The state's new gun laws are supposed to protect the families of Connecticut, but some said the laws are only causing problems for law abiding citizens.
People started lining up at the State Department of Public Safety in Middletown early Monday morning. The line wrapped around the building and people were registering up until the building closed at 4:30 p.m.
The controversial, wide-ranging gun control law was passed in Connecticut in April after the mass shooting inside Sandy Hook Elementary where 20 children and six adults lost their lives.
Now anything the state considers to be an assault weapon or magazine holding more than 10 rounds needs to be registered by Wednesday or it will be illegal in the new year.
If an assault weapon bought before April is not registered by Tuesday, owners will have to sell it to a gun dealer, render it permanently inoperable, or turn it in to law enforcement.
"If you get caught with a banned assault weapon after tomorrow night then you're going to be prosecuted as a felon," said Mike Lawlor, who is the governor's undersecretary for criminal justice.
Lawlor said gun owners have had since the summer to get this paperwork in. As of Christmas, more than 20,000 assault weapons had been registered with the state.
"The goal of the law is to have fewer of these assault weapons in circulation in the years to come," Lawlor said. "All of this is about having fewer people killed with guns."
The registration paperwork either has to be sent by certified mail or delivered in person, and since it's so close to the Dec. 31 deadline many are standing in line to make sure it gets in.
Gun owners have to include a receipt or a sworn affidavit proving their assault weapon or high capacity magazine was bought before the law passed in April.
Many people in line said they don't want to be there, but they need to do what has to be done before the deadline.
"Just wait until tomorrow," Windsor resident Dan Miller said. "It's going to be worse, I'm sure."
Miller said had he remembered the deadline for registering certain weapons and ammunition was Tuesday, he would have been in Middletown weeks ago. Now he's in line with hundreds of others.
"You have to," he said. "That's all there is to it. It's better than the alternative."
Many people Channel 3 Eyewitness News spoke with said they don't see the regulations doing much good.
"Anybody who's going to bring their assault rifles here to register them aren't criminals," Sterling resident Kevin Bryson said. "The criminals are the people sitting at home hiding them in their closet right now."

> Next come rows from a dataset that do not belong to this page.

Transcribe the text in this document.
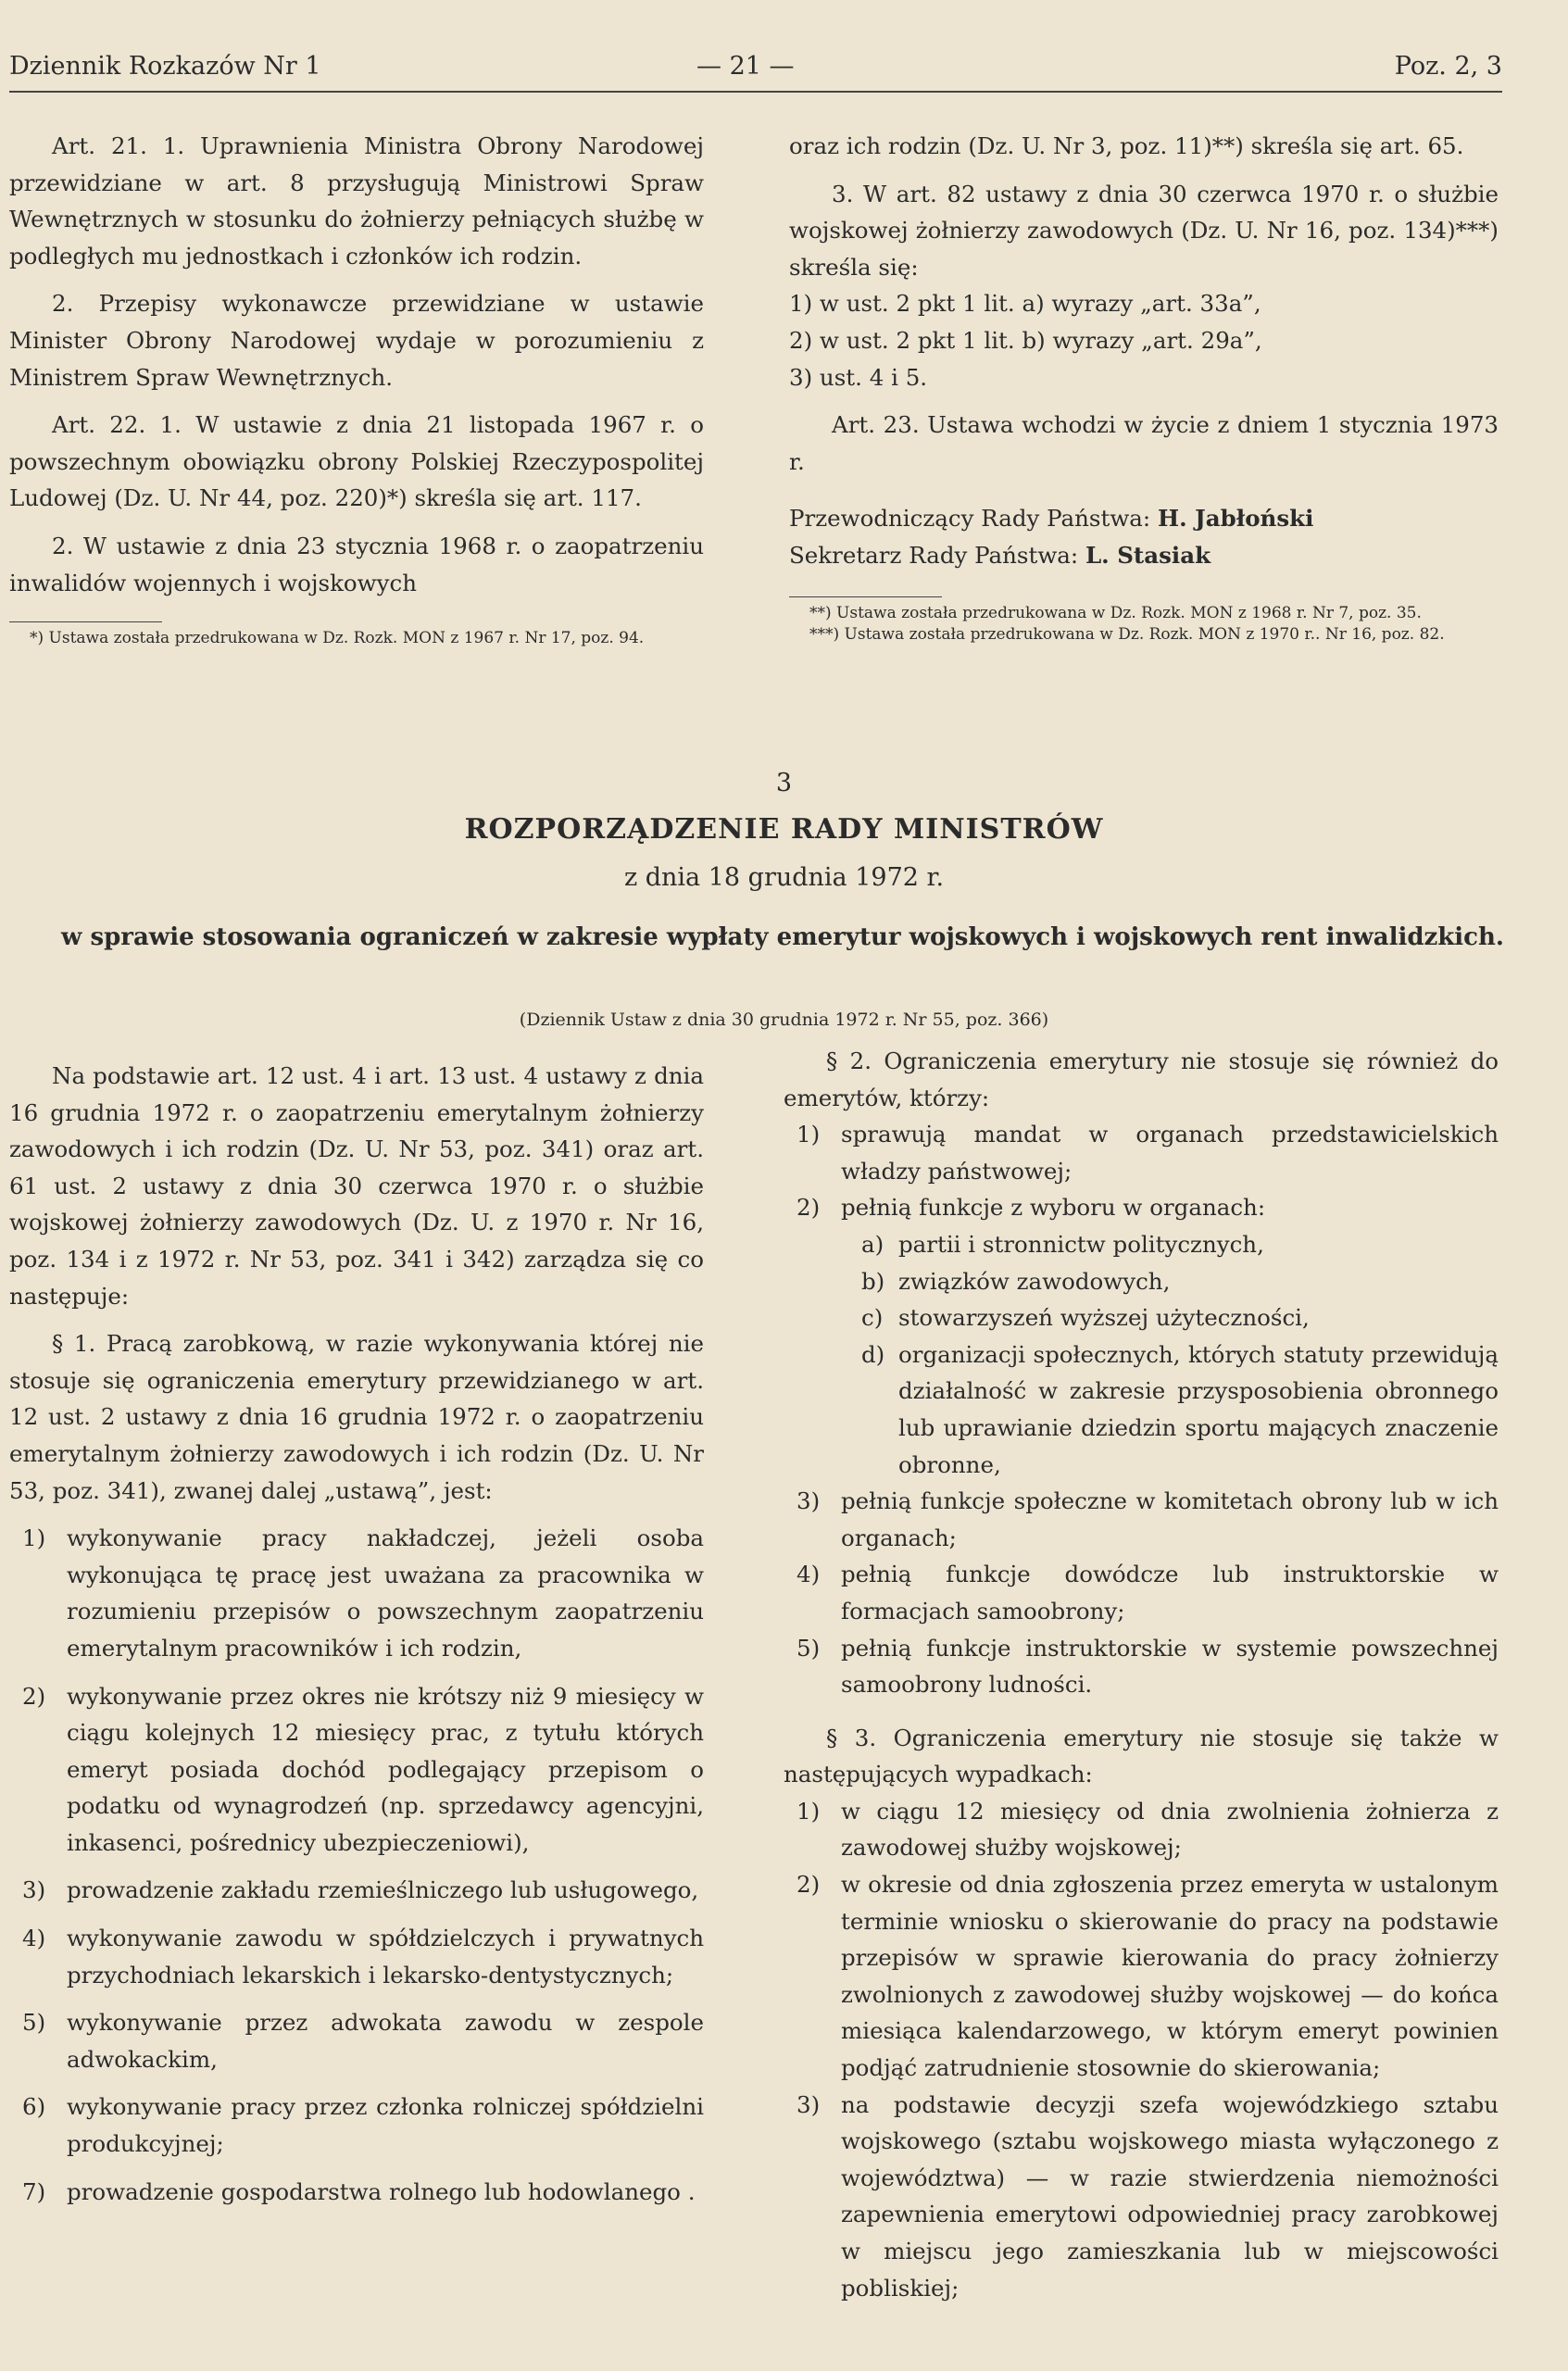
Dziennik Rozkazów Nr 1	— 21 —	Poz. 2, 3

Art. 21. 1. Uprawnienia Ministra Obrony Narodowej przewidziane w art. 8 przysługują Ministrowi Spraw Wewnętrznych w stosunku do żołnierzy pełniących służbę w podległych mu jednostkach i członków ich rodzin.

2. Przepisy wykonawcze przewidziane w ustawie Minister Obrony Narodowej wydaje w porozumieniu z Ministrem Spraw Wewnętrznych.

Art. 22. 1. W ustawie z dnia 21 listopada 1967 r. o powszechnym obowiązku obrony Polskiej Rzeczypospolitej Ludowej (Dz. U. Nr 44, poz. 220)*) skreśla się art. 117.

2. W ustawie z dnia 23 stycznia 1968 r. o zaopatrzeniu inwalidów wojennych i wojskowych

*) Ustawa została przedrukowana w Dz. Rozk. MON z 1967 r. Nr 17, poz. 94.

oraz ich rodzin (Dz. U. Nr 3, poz. 11)**) skreśla się art. 65.

3. W art. 82 ustawy z dnia 30 czerwca 1970 r. o służbie wojskowej żołnierzy zawodowych (Dz. U. Nr 16, poz. 134)***) skreśla się:

1) w ust. 2 pkt 1 lit. a) wyrazy „art. 33a”,
2) w ust. 2 pkt 1 lit. b) wyrazy „art. 29a”,
3) ust. 4 i 5.

Art. 23. Ustawa wchodzi w życie z dniem 1 stycznia 1973 r.

Przewodniczący Rady Państwa: H. Jabłoński
Sekretarz Rady Państwa: L. Stasiak

**) Ustawa została przedrukowana w Dz. Rozk. MON z 1968 r. Nr 7, poz. 35.

***) Ustawa została przedrukowana w Dz. Rozk. MON z 1970 r.. Nr 16, poz. 82.

3
ROZPORZĄDZENIE RADY MINISTRÓW
z dnia 18 grudnia 1972 r.
w sprawie stosowania ograniczeń w zakresie wypłaty emerytur wojskowych i wojskowych rent inwalidzkich.
(Dziennik Ustaw z dnia 30 grudnia 1972 r. Nr 55, poz. 366)

Na podstawie art. 12 ust. 4 i art. 13 ust. 4 ustawy z dnia 16 grudnia 1972 r. o zaopatrzeniu emerytalnym żołnierzy zawodowych i ich rodzin (Dz. U. Nr 53, poz. 341) oraz art. 61 ust. 2 ustawy z dnia 30 czerwca 1970 r. o służbie wojskowej żołnierzy zawodowych (Dz. U. z 1970 r. Nr 16, poz. 134 i z 1972 r. Nr 53, poz. 341 i 342) zarządza się co następuje:

§ 1. Pracą zarobkową, w razie wykonywania której nie stosuje się ograniczenia emerytury przewidzianego w art. 12 ust. 2 ustawy z dnia 16 grudnia 1972 r. o zaopatrzeniu emerytalnym żołnierzy zawodowych i ich rodzin (Dz. U. Nr 53, poz. 341), zwanej dalej „ustawą”, jest:

1) wykonywanie pracy nakładczej, jeżeli osoba wykonująca tę pracę jest uważana za pracownika w rozumieniu przepisów o powszechnym zaopatrzeniu emerytalnym pracowników i ich rodzin,
2) wykonywanie przez okres nie krótszy niż 9 miesięcy w ciągu kolejnych 12 miesięcy prac, z tytułu których emeryt posiada dochód podlegający przepisom o podatku od wynagrodzeń (np. sprzedawcy agencyjni, inkasenci, pośrednicy ubezpieczeniowi),
3) prowadzenie zakładu rzemieślniczego lub usługowego,
4) wykonywanie zawodu w spółdzielczych i prywatnych przychodniach lekarskich i lekarsko-dentystycznych;
5) wykonywanie przez adwokata zawodu w zespole adwokackim,
6) wykonywanie pracy przez członka rolniczej spółdzielni produkcyjnej;
7) prowadzenie gospodarstwa rolnego lub hodowlanego .

§ 2. Ograniczenia emerytury nie stosuje się również do emerytów, którzy:

1) sprawują mandat w organach przedstawicielskich władzy państwowej;
2) pełnią funkcje z wyboru w organach:
a) partii i stronnictw politycznych,
b) związków zawodowych,
c) stowarzyszeń wyższej użyteczności,
d) organizacji społecznych, których statuty przewidują działalność w zakresie przysposobienia obronnego lub uprawianie dziedzin sportu mających znaczenie obronne,
3) pełnią funkcje społeczne w komitetach obrony lub w ich organach;
4) pełnią funkcje dowódcze lub instruktorskie w formacjach samoobrony;
5) pełnią funkcje instruktorskie w systemie powszechnej samoobrony ludności.

§ 3. Ograniczenia emerytury nie stosuje się także w następujących wypadkach:

1) w ciągu 12 miesięcy od dnia zwolnienia żołnierza z zawodowej służby wojskowej;
2) w okresie od dnia zgłoszenia przez emeryta w ustalonym terminie wniosku o skierowanie do pracy na podstawie przepisów w sprawie kierowania do pracy żołnierzy zwolnionych z zawodowej służby wojskowej — do końca miesiąca kalendarzowego, w którym emeryt powinien podjąć zatrudnienie stosownie do skierowania;
3) na podstawie decyzji szefa wojewódzkiego sztabu wojskowego (sztabu wojskowego miasta wyłączonego z województwa) — w razie stwierdzenia niemożności zapewnienia emerytowi odpowiedniej pracy zarobkowej w miejscu jego zamieszkania lub w miejscowości pobliskiej;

State police said they're doing their best to keep the line moving, going over paperwork to make sure everything is in order once they're inside the building.
They said they've been trying to help and make it as user friendly as possible, but said people have had plenty of time to get the registration complete before Tuesday's deadline.
Staff at Delta Arsenal in Wallingford were trying to help their customers stay in compliance.
"We have a notary on staff who's been helping out, notarizing everything, making sure the affidavit's are correct, people's receipts are correct and their paperwork's all in order," said Doug Odishoo of Delta Arsenal.
Odishoo said some of his customers weren't taking any chances.
"They're being very cautious," Odishoo said. "We do have a lot of people coming in turning in a lot of guns, turning in magazines. They just don't want to deal with it."
The Connecticut State Police Headquarters in Middletown opens again at 8:30 a.m. on Tuesday. Officials said they were planning to close around 3 p.m. Residents have until midnight to get the paperwork sent by registered mail.